ASI's Journey from GPT-2 to Artificial Superintelligence

With the help of Claude2, I read a paper from OpenAI titled "Weak-to-Strong Generalization: Eliciting Strong Capabilities with Weak Supervision." The link is https://cdn.openai.com/papers/weak-to-strong-generalization.pdf

This paper provides an important perspective on the development of artificial superintelligence (ASI): the concept of "weak-to-strong learning," where weaker AI models supervise more powerful ones. For example, whether humans can train smarter intelligences in the future.

The paper uses simple methods such as fine-tuning GPT-4 with GPT-2 level supervisors, which significantly improves generalization capabilities and recovers performance close to GPT-3.5 levels in NLP tasks.

The main findings include:

: Strong models trained using weak model labels outperform the weak models but still fall short compared to strong models trained directly with real labels.
: Methods like auxiliary confidence loss and guided learning can significantly improve weak-to-strong generalization. For instance, these methods can recover about 80% of the performance gap between weak and strong models in NLP tasks.
: Strong models may overfit the errors in weak supervision, and larger models find it harder to mimic the weaknesses of smaller models.

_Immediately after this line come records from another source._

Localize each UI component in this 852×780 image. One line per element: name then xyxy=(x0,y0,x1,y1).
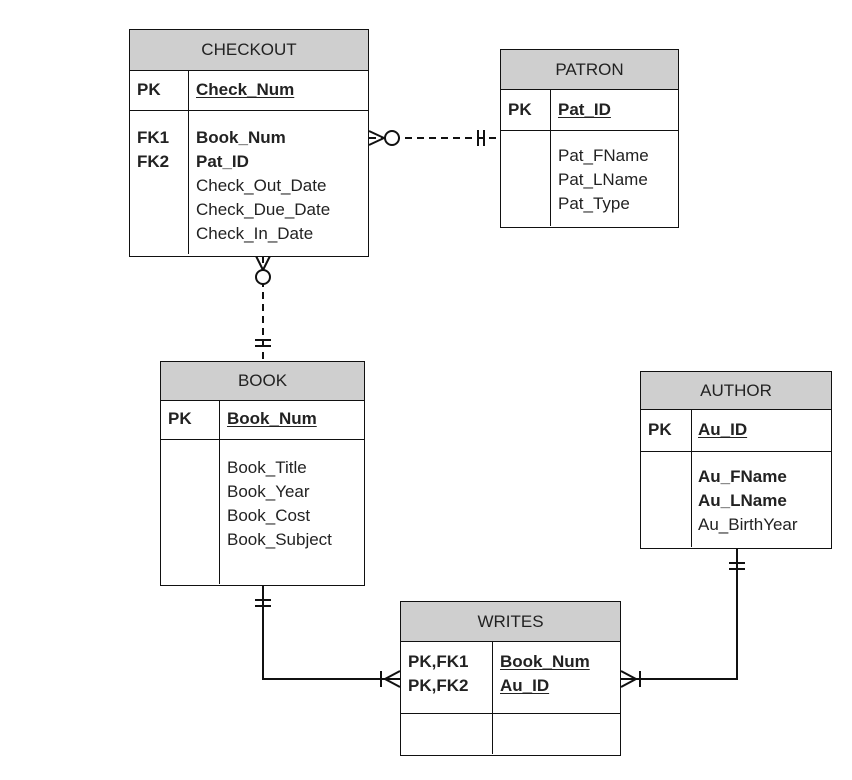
pk-row: PK Check_Num xyxy=(130,71,368,111)
attr: Pat_Type xyxy=(558,194,630,213)
fk2-label: FK2 xyxy=(137,152,170,171)
attr-row: Au_FName Au_LName Au_BirthYear xyxy=(641,452,831,547)
pk-row: PK Au_ID xyxy=(641,410,831,452)
rel-book-writes xyxy=(262,585,400,680)
crowfoot-writes-left xyxy=(384,670,401,680)
fk1-label: FK1 xyxy=(137,128,170,147)
pk-attr: Au_ID xyxy=(698,420,748,439)
pk-label: PK xyxy=(168,409,192,428)
pk-attr: Book_Num xyxy=(500,652,590,671)
optional-circle-checkout xyxy=(384,130,400,146)
optional-circle-checkout-bottom xyxy=(255,269,271,285)
crowfoot-writes-right xyxy=(620,670,637,680)
entity-title: AUTHOR xyxy=(641,372,831,410)
pk-attr: Au_ID xyxy=(500,676,550,695)
pk-label: PK xyxy=(648,420,672,439)
pk-attr: Check_Num xyxy=(196,80,295,99)
entity-author: AUTHOR PK Au_ID Au_FName Au_LName Au_Bir… xyxy=(640,371,832,549)
entity-book: BOOK PK Book_Num Book_Title Book_Year Bo… xyxy=(160,361,365,586)
attr: Pat_LName xyxy=(558,170,648,189)
attr: Book_Year xyxy=(227,482,310,501)
pk-label: PK xyxy=(508,100,532,119)
crowfoot-checkout-bottom xyxy=(255,255,264,271)
attr: Check_In_Date xyxy=(196,224,314,243)
entity-writes: WRITES PK,FK1 PK,FK2 Book_Num Au_ID xyxy=(400,601,621,756)
entity-checkout: CHECKOUT PK Check_Num FK1 FK2 Book_Num P… xyxy=(129,29,369,257)
attr: Check_Out_Date xyxy=(196,176,327,195)
attr-row: Book_Title Book_Year Book_Cost Book_Subj… xyxy=(161,440,364,584)
entity-title: PATRON xyxy=(501,50,678,90)
pk-row: PK Pat_ID xyxy=(501,90,678,131)
attr: Pat_FName xyxy=(558,146,649,165)
attr: Au_FName xyxy=(698,467,787,486)
entity-title: WRITES xyxy=(401,602,620,642)
pk-label: PK xyxy=(137,80,161,99)
crowfoot-checkout xyxy=(368,130,385,139)
pk-row: PK,FK1 PK,FK2 Book_Num Au_ID xyxy=(401,642,620,714)
entity-title: BOOK xyxy=(161,362,364,401)
pk-fk-label: PK,FK1 xyxy=(408,652,469,671)
attr-row: Pat_FName Pat_LName Pat_Type xyxy=(501,131,678,226)
pk-attr: Book_Num xyxy=(227,409,317,428)
attr: Check_Due_Date xyxy=(196,200,331,219)
attr: Book_Subject xyxy=(227,530,332,549)
attr: Pat_ID xyxy=(196,152,249,171)
pk-attr: Pat_ID xyxy=(558,100,611,119)
attr: Au_LName xyxy=(698,491,787,510)
entity-title: CHECKOUT xyxy=(130,30,368,71)
attr-row xyxy=(401,714,620,754)
attr: Book_Title xyxy=(227,458,307,477)
pk-fk-label: PK,FK2 xyxy=(408,676,469,695)
attr: Au_BirthYear xyxy=(698,515,798,534)
pk-row: PK Book_Num xyxy=(161,401,364,440)
rel-author-writes xyxy=(621,548,738,680)
attr-row: FK1 FK2 Book_Num Pat_ID Check_Out_Date C… xyxy=(130,111,368,254)
entity-patron: PATRON PK Pat_ID Pat_FName Pat_LName Pat… xyxy=(500,49,679,228)
attr: Book_Cost xyxy=(227,506,311,525)
attr: Book_Num xyxy=(196,128,286,147)
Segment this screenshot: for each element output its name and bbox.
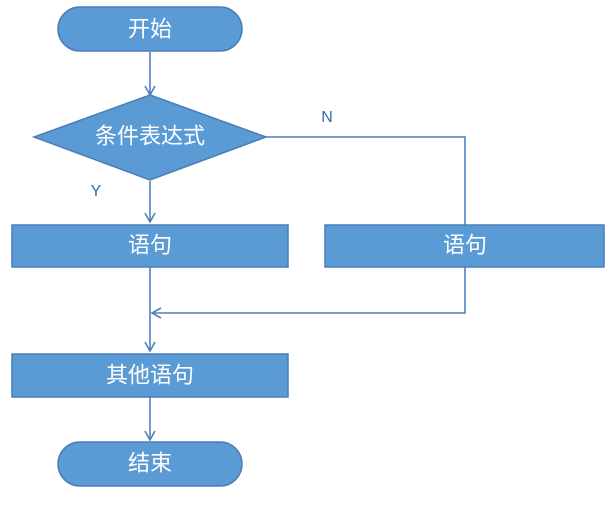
other-statements-node: 其他语句 xyxy=(11,353,289,398)
condition-node: 条件表达式 xyxy=(31,94,269,181)
statement-false-label: 语句 xyxy=(443,234,487,259)
statement-true-node: 语句 xyxy=(11,224,289,268)
end-node-label: 结束 xyxy=(128,452,172,477)
end-node: 结束 xyxy=(57,441,243,487)
edge-false-statement-to-merge xyxy=(150,267,466,319)
start-node: 开始 xyxy=(57,6,243,52)
other-statements-label: 其他语句 xyxy=(106,364,194,389)
other-statements-shape xyxy=(11,353,289,398)
start-node-shape xyxy=(57,6,243,52)
condition-node-shape xyxy=(31,94,269,181)
branch-label-no: N xyxy=(321,109,333,126)
edges xyxy=(144,52,466,442)
statement-false-shape xyxy=(324,224,605,268)
statement-true-shape xyxy=(11,224,289,268)
start-node-label: 开始 xyxy=(128,18,172,43)
end-node-shape xyxy=(57,441,243,487)
statement-true-label: 语句 xyxy=(128,234,172,259)
edge-condition-no-to-statement xyxy=(266,136,466,225)
branch-label-yes: Y xyxy=(91,183,102,200)
statement-false-node: 语句 xyxy=(324,224,605,268)
condition-node-label: 条件表达式 xyxy=(95,125,205,150)
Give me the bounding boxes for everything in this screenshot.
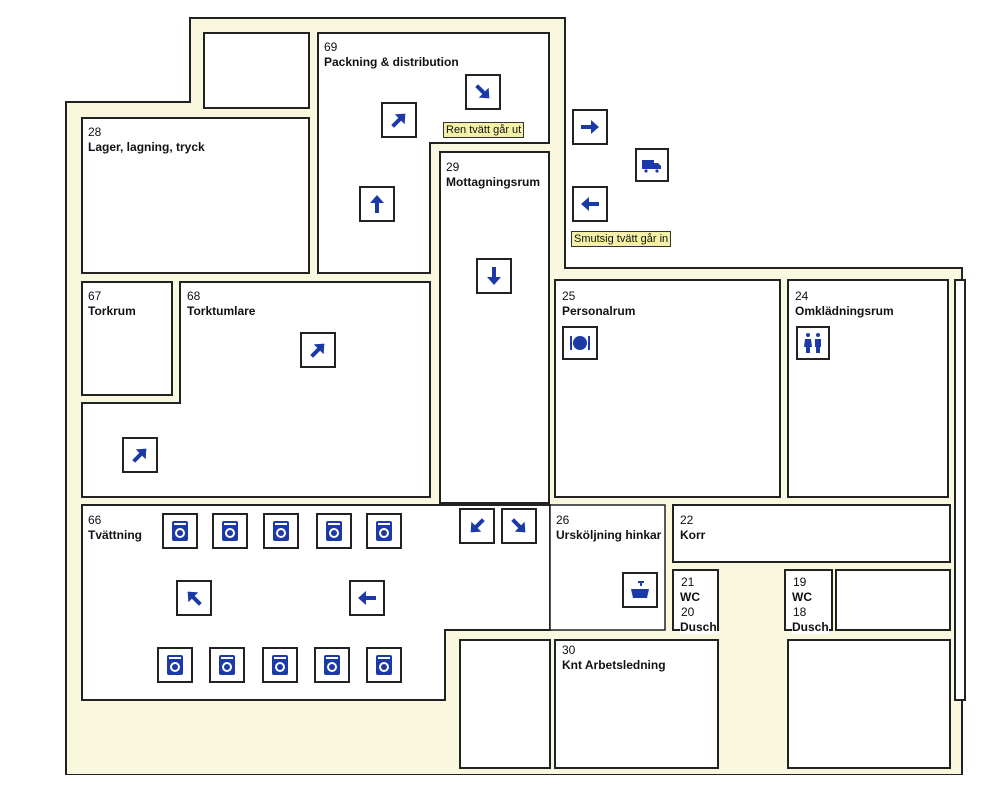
- washing-machine-icon: [366, 647, 402, 683]
- arrow-icon: [459, 508, 495, 544]
- room-number: 66: [88, 513, 102, 527]
- room-19-number: 19: [793, 575, 807, 589]
- arrow-icon: [572, 186, 608, 222]
- room-20-number: 20: [681, 605, 695, 619]
- washing-machine-icon: [366, 513, 402, 549]
- room-name: Torktumlare: [187, 304, 256, 318]
- room-name: Korr: [680, 528, 706, 542]
- room-name: Lager, lagning, tryck: [88, 140, 205, 154]
- room-name: Packning & distribution: [324, 55, 459, 69]
- room-unlabeled-top: [203, 32, 310, 109]
- arrow-icon: [501, 508, 537, 544]
- room-name: Tvättning: [88, 528, 142, 542]
- truck-icon: [635, 148, 669, 182]
- room-number: 26: [556, 513, 570, 527]
- room-26: [549, 504, 666, 631]
- room-bottom-right: [787, 639, 951, 769]
- dining-icon: [562, 326, 598, 360]
- room-number: 30: [562, 643, 576, 657]
- room-21-number: 21: [681, 575, 695, 589]
- arrow-icon: [476, 258, 512, 294]
- room-number: 25: [562, 289, 576, 303]
- room-name: Torkrum: [88, 304, 136, 318]
- washing-machine-icon: [212, 513, 248, 549]
- arrow-icon: [176, 580, 212, 616]
- room-unlabeled-bottom: [459, 639, 551, 769]
- room-name: Personalrum: [562, 304, 636, 318]
- room-67: [81, 281, 173, 396]
- restroom-icon: [796, 326, 830, 360]
- room-name: Mottagningsrum: [446, 175, 540, 189]
- room-24: [787, 279, 949, 498]
- washing-machine-icon: [157, 647, 193, 683]
- arrow-icon: [359, 186, 395, 222]
- room-number: 29: [446, 160, 460, 174]
- room-28: [81, 117, 310, 274]
- washing-machine-icon: [314, 647, 350, 683]
- room-name: Ursköljning hinkar: [556, 528, 662, 542]
- arrow-icon: [122, 437, 158, 473]
- room-18-number: 18: [793, 605, 807, 619]
- room-number: 22: [680, 513, 694, 527]
- arrow-icon: [465, 74, 501, 110]
- washing-machine-icon: [162, 513, 198, 549]
- arrow-icon: [349, 580, 385, 616]
- washing-machine-icon: [209, 647, 245, 683]
- room-19-name: WC: [792, 590, 812, 604]
- room-22: [672, 504, 951, 563]
- sink-icon: [622, 572, 658, 608]
- clean-laundry-out-note: Ren tvätt går ut: [443, 122, 525, 138]
- washing-machine-icon: [263, 513, 299, 549]
- arrow-icon: [300, 332, 336, 368]
- room-number: 28: [88, 125, 102, 139]
- arrow-icon: [381, 102, 417, 138]
- room-number: 67: [88, 289, 102, 303]
- washing-machine-icon: [262, 647, 298, 683]
- room-name: Omklädningsrum: [795, 304, 894, 318]
- room-number: 69: [324, 40, 338, 54]
- room-right-mid: [835, 569, 951, 631]
- room-68: [81, 281, 431, 498]
- washing-machine-icon: [316, 513, 352, 549]
- dirty-laundry-in-note: Smutsig tvätt går in: [571, 231, 672, 247]
- room-18-name: Dusch: [792, 620, 829, 634]
- room-number: 68: [187, 289, 201, 303]
- arrow-icon: [572, 109, 608, 145]
- room-21-name: WC: [680, 590, 700, 604]
- room-29: [439, 151, 550, 504]
- room-30: [554, 639, 719, 769]
- room-20-name: Dusch: [680, 620, 717, 634]
- room-name: Knt Arbetsledning: [562, 658, 666, 672]
- room-number: 24: [795, 289, 809, 303]
- room-right-edge: [954, 279, 966, 701]
- room-25: [554, 279, 781, 498]
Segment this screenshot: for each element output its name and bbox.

Researchers conducted tests on NLP, chess, and reward modeling tasks using pre-trained language models from the GPT-4 series. The results show that when powerful pre-trained models are naively fine-tuned on labels generated by weak models, their performance consistently surpasses that of the weak supervisor. This phenomenon is referred to as "weak-to-strong generalization."

However, this method does not fully unleash the full potential of powerful models. This suggests that current alignment techniques, such as reinforcement learning with human feedback (RLHF), may be difficult to apply to superhuman-level models unless further improvements are made. Human supervision alone seems insufficient for training advanced ASI systems. Despite demonstrating weak-to-strong generalization capabilities, powerful AI models still have significant gaps compared to their full potential.